Releases: tidyverse/duckplyr

duckplyr 1.0.0

09 Feb 02:05
097102f
Compare
Choose a tag to compare

Features

Large data

  • Improved support for handling large data from files and S3: ingestion with read_parquet_duckdb() and others, and materialization with as_duckdb_tibble(), compute.duckplyr_df() and compute_file(). See vignette("large") for details.

  • Control automatic materialization of duckplyr frames with the new prudence argument to as_duckdb_tibble(), duckdb_tibble(), compute.duckplyr_df() and compute_file(). See vignette("prudence") for details.

New functions

  • read_csv_duckdb() and others, deprecating duckplyr_df_from_csv() and df_from_csv() (#210, #396, #459).

  • read_sql_duckdb() (experimental) to run SQL queries against the default DuckDB connection and return the result as a duckplyr frame (duckdb/duckdb-r#32, #397).

  • db_exec() to execute configuration queries against the default duckdb connection (#39, #165, #227, #404, #459).

  • duckdb_tibble() (#382, #457).

  • as_duckdb_tibble(), replaces as_duckplyr_tibble() and as_duckplyr_df() (#383, #457) and supports dbplyr connections to a duckdb database (#86, #211, #226).

  • compute_parquet() and compute_csv(), implement compute.duckplyr_df() (#409, #430).

  • fallback_config() to create a configuration file for the settings that do not affect behavior (#216, #426).

  • is_duckdb_tibble(), deprecates is_duckplyr_df() (#391, #392).

  • last_rel() to retrieve the last relation object used in materialization (#209, #375).

  • Add "prudent_duckplyr_df" class that stops automatic materialization and requires collect() (#381, #390).

Translations

  • Partial support for across() in mutate() and summarise() (#296, #306, #318, @lionel-, @DavisVaughan).

  • Implement na.rm handling for sum(), min(), max(), any() and all(), with fallback for window functions (#205, #566).

  • Add support for sub() and gsub() (@toppyy, #420).

  • Handle dplyr::desc() (#550).

  • Avoid forwarding is.na() to is.nan() to support non-numeric data, avoid checking roundtrip for timestamp data (#482).

  • Correctly handle missing values in if_else().

  • Limit number of items that can be handled with %in% (#319).

  • duckdb_tibble() checks if columns can be represented in DuckDB (#537).

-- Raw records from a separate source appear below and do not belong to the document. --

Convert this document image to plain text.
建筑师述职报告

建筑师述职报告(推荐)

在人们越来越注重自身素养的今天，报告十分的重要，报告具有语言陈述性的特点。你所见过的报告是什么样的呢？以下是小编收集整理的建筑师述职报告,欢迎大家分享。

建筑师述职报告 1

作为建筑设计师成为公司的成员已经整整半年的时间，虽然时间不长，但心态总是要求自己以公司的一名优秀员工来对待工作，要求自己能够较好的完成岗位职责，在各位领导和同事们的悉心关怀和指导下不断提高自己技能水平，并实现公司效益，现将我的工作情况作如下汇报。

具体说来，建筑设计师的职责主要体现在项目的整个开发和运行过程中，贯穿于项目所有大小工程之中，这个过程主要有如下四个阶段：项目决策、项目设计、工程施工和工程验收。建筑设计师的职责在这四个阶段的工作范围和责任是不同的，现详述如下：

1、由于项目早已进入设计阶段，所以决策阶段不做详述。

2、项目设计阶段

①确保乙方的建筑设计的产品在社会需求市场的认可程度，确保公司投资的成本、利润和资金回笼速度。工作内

  • Fall back to dplyr when passing multiple with joins (#323).

Error messages

  • Improve fallback error message by explicitly materializing (#432, #456).

  • Point to the native CSV reader if encountering data frames read with readr (#127, #469).

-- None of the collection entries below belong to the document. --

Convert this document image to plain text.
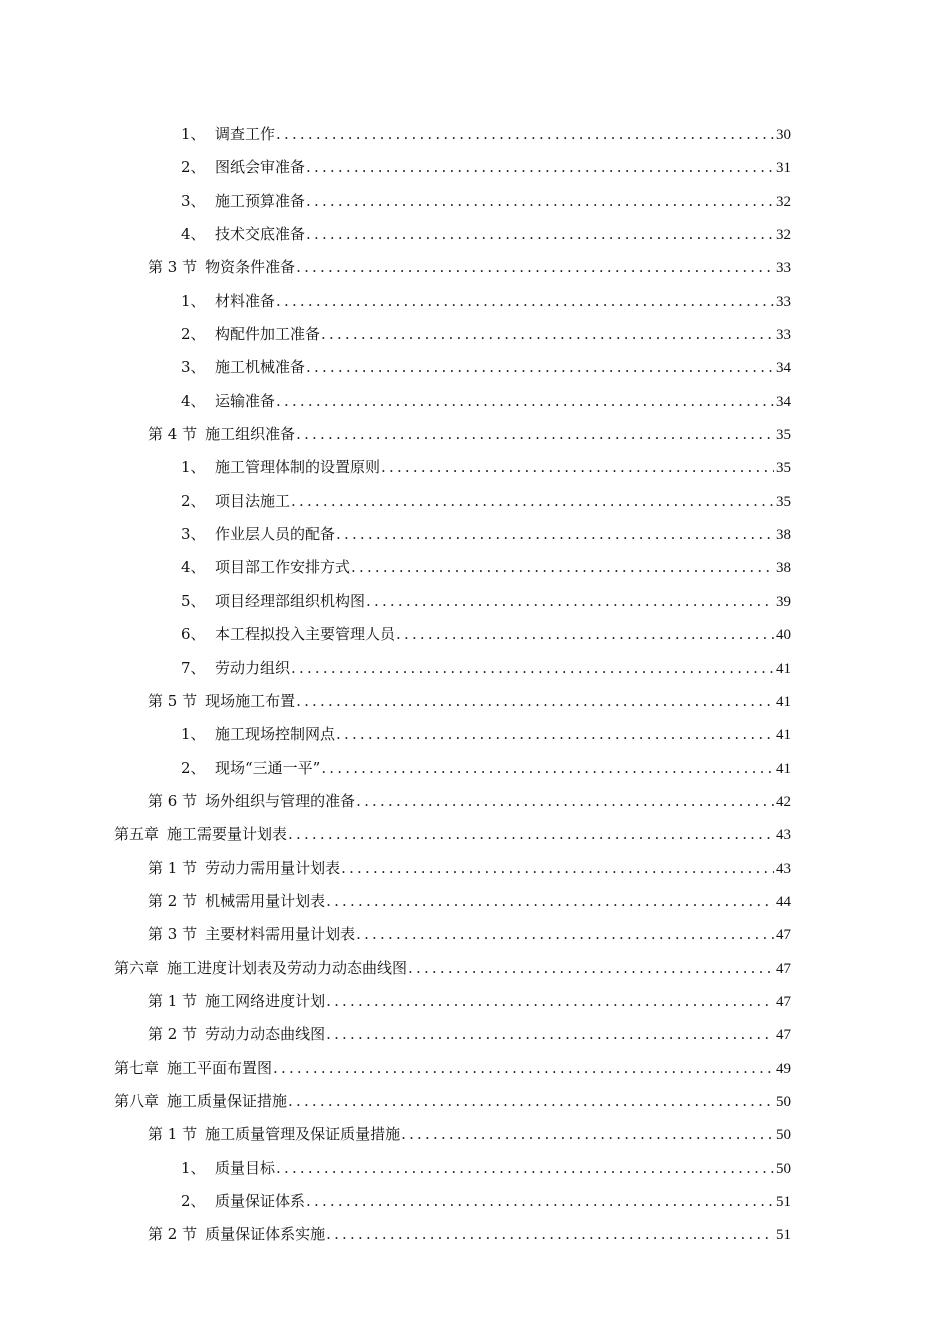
1、 调查工作 .....	30
2、 图纸会审准备 .....	31
3、 施工预算准备 .....	32
4、 技术交底准备 .....	32
第 3 节 物资条件准备 .....	33
1、 材料准备 .....	33
2、 构配件加工准备 .....	33
3、 施工机械准备 .....	34
4、 运输准备 .....	34
第 4 节 施工组织准备 .....	35
1、 施工管理体制的设置原则 .....	35
2、 项目法施工 .....	35
3、 作业层人员的配备 .....	38
4、 项目部工作安排方式 .....	38
5、 项目经理部组织机构图 .....	39
6、 本工程拟投入主要管理人员 .....	40
7、 劳动力组织 .....	41
第 5 节 现场施工布置 .....	41
1、 施工现场控制网点 .....	41
2、 现场“三通一平” .....	41
第 6 节 场外组织与管理的准备 .....	42
第五章 施工需要量计划表 .....	43
第 1 节 劳动力需用量计划表 .....	43
第 2 节 机械需用量计划表 .....	44
第 3 节 主要材料需用量计划表 .....	47
第六章 施工进度计划表及劳动力动态曲线图 .....	47
第 1 节 施工网络进度计划 .....	47
第 2 节 劳动力动态曲线图 .....	47
第七章 施工平面布置图 .....	49
第八章 施工质量保证措施 .....	50
第 1 节 施工质量管理及保证质量措施 .....	50
1、 质量目标 .....	50
2、 质量保证体系 .....	51
第 2 节 质量保证体系实施 .....	51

  • Improve as_duckdb_tibble() error message for invalid x (@maelle, #339).

Behavior

  • Depend on dplyr instead of reexporting all generics (#405). Nothing changes for users in scripts. When using duckplyr in a package, you now also need to import dplyr.

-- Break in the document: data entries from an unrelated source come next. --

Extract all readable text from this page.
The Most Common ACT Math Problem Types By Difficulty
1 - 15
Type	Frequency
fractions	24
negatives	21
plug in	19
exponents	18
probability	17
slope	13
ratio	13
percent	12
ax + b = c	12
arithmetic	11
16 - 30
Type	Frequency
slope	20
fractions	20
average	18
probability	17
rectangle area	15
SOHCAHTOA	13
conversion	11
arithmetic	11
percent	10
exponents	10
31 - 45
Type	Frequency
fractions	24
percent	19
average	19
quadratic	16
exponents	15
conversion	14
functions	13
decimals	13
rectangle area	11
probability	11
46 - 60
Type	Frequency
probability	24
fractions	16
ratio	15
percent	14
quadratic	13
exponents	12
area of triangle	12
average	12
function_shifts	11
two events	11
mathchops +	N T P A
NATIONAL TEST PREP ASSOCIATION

  • Fallback logging is now on by default, can be disabled with configuration (#422).

  • The default DuckDB connection is now based on a file, the location defaults to a subdirectory of tempdir() and can be controlled with the DUCKPLYR_TEMP_DIR environment variable (#439, #448, #561).

  • collect() returns a tibble (#438, #447).

  • explain() returns the input, invisibly (#331).

Bug fixes

  • Compute ptype only for join columns in a safe way without materialization, not for the entire data frame (#289).

  • Internal expr_scrub() (used for telemetry) can handle function-definitions (@toppyy, #268, #271).

  • Harden telemetry code against invalid arguments (#321).

Documentation

  • New articles: vignette("large"), vignette("prudence"), vignette("fallback"), vignette("limits"), vignette("developers"), vignette("telemetry") (#207, #504).

  • New flights_df() used instead of palmerpenguins::penguins (#408).

  • Move to the tidyverse GitHub organization, new repository URL https://github.com/tidyverse/duckplyr/ (#225).

  • Avoid base pipe in examples for compatibility with R 4.0.0 (#463, #466).

Performance

  • Comparison expressions are translated in a way that allows them to be pushed down to Parquet (@toppyy, #270).

  • Printing a duckplyr frame no longer materializes (#255, #378).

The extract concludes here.